Un secteur hautement stratégique mais non abordé en termes de cybersécurité et de protection des données.

Si la sécurité des données de santé humaines est un sujet fortement évoqué et traité, le pendant chez les animaux d’élevage est un domaine quasiment inconnu du grand public. Les enjeux sont certes différents mais les deux sont pourtant étroitement liés : 70 % des maladies infectieuses humaines ont une origine animale (source OMSA).

En France, les animaux d’élevage (dit de rente) font l’objet d’un suivi sanitaire strict, coordonné par la filière du diagnostic vétérinaire.

Il est un maillon essentiel de la santé publique et de la souveraineté alimentaire. La notion de sécurité alimentaire peut être représentée par le concept « from farm to fork », de la ferme à la fourchette. Le diagnostic vétérinaire est le maillon de la chaine qui fait le lien entre l’agriculture et l’agroalimentaire, garant par les analyses réalisées au quotidien de la qualité du lait ou de la viande qui sortent des élevages pour être transformés avant d’être consommés. Soumis à l’instabilité géo politique mondiale, à des contraintes environnementales de plus en plus importantes, à des besoins de traçabilité toujours plus poussés…son environnement est en constante évolution, avec un facteur d’accélération ces dernières années.

Les analyses réalisées servent des objectifs économiques, sanitaires et réputationnels sur les marchés.

Chaque jour, des milliers de données relatives à la santé des animaux ou à la production de lait sont générées pour permettre à la filière de fonctionner efficacement, et ce depuis de nombreuses années. A titre d’exemple, le secteur laitier représente à lui seul 120 millions d’analyses chaque année[1]. On peut parler de big data. Ces données sont indispensables au quotidien pour les différents intervenants de la filière. La dépendance accrue aux systèmes numériques expose le secteur à des risques de cybersécurité. Cela nécessite une réelle compréhension des enjeux cyber afin de préparer sa protection de manière adaptée en tenant compte des menaces spécifiques à ce secteur.

Comme pour les données de santé humaine, les données de santé animale sont riches, stratégiques et sensibles. Leur compromission entraîne des risques majeurs.

Risque sanitaire : un blocage des systèmes de suivi de troupeau peut fausser un diagnostic, retarder la détection des maladies ou compromettre la gestion des traitements.

Risque économique : la perte de traçabilité — qu’il s’agisse de données de troupeau ou d’archives de filière — ou l’indisponibilité d’outils essentiels au diagnostic peut provoquer l’arrêt brutal d’une activité et générer des pertes considérables.

Risque de réputation : avec la sensibilité connue du grand public sur les sujets sanitaires, une fuite de données sensibles ou une campagne de désinformation peuvent altérer la confiance des consommateurs et nuire aux filières.

Quel est le niveau de maturité face aux risques et menaces encourus ?
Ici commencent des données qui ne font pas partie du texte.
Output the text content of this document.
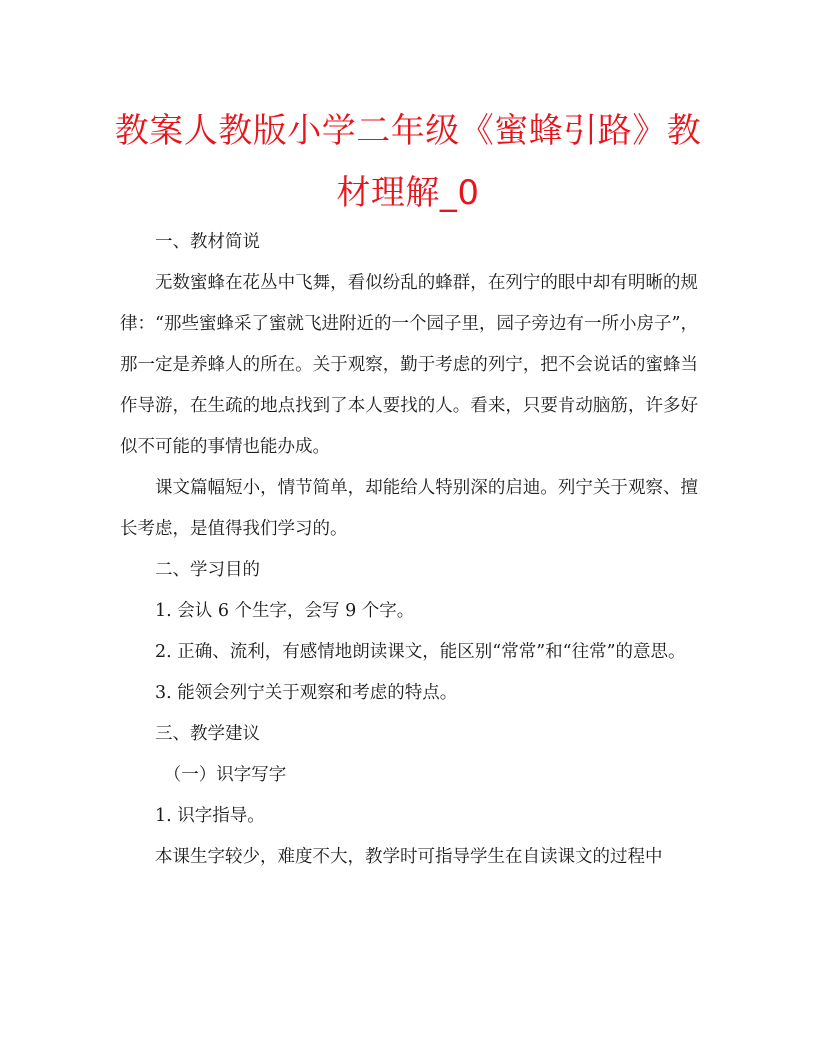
教案人教版小学二年级《蜜蜂引路》教材理解_0

一、教材简说

无数蜜蜂在花丛中飞舞，看似纷乱的蜂群，在列宁的眼中却有明晰的规律：“那些蜜蜂采了蜜就飞进附近的一个园子里，园子旁边有一所小房子”，那一定是养蜂人的所在。关于观察，勤于考虑的列宁，把不会说话的蜜蜂当作导游，在生疏的地点找到了本人要找的人。看来，只要肯动脑筋，许多好似不可能的事情也能办成。

课文篇幅短小，情节简单，却能给人特别深的启迪。列宁关于观察、擅长考虑，是值得我们学习的。

二、学习目的

1. 会认 6 个生字，会写 9 个字。

2. 正确、流利，有感情地朗读课文，能区别“常常”和“往常”的意思。

3. 能领会列宁关于观察和考虑的特点。

三、教学建议

（一）识字写字

1. 识字指导。

本课生字较少，难度不大，教学时可指导学生在自读课文的过程中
 Au-delà des attaques d’opportunités pour des raisons financières avec demande de paiement de rançons, nombre d’acteurs malveillants peuvent avoir des intérêts dans la déstabilisation de la filière, qu’il s’agisse d’hacktivistes/activistes ou d’acteurs étatiques.  En France, l’élevage est un secteur économique important. La France est le 6ème exportateur mondial de produits agricoles et agroalimentaires. Au niveau Européen, la France est un des leaders sur le marché : premier pour la production de viande bovine, second en tant que producteur laitier ; elle détient le 3ème cheptel porcin. Ce qui en fait un acteur clé pour le pays, mais aussi la communauté européenne et donc une cible pour les entreprises ou états concurrents.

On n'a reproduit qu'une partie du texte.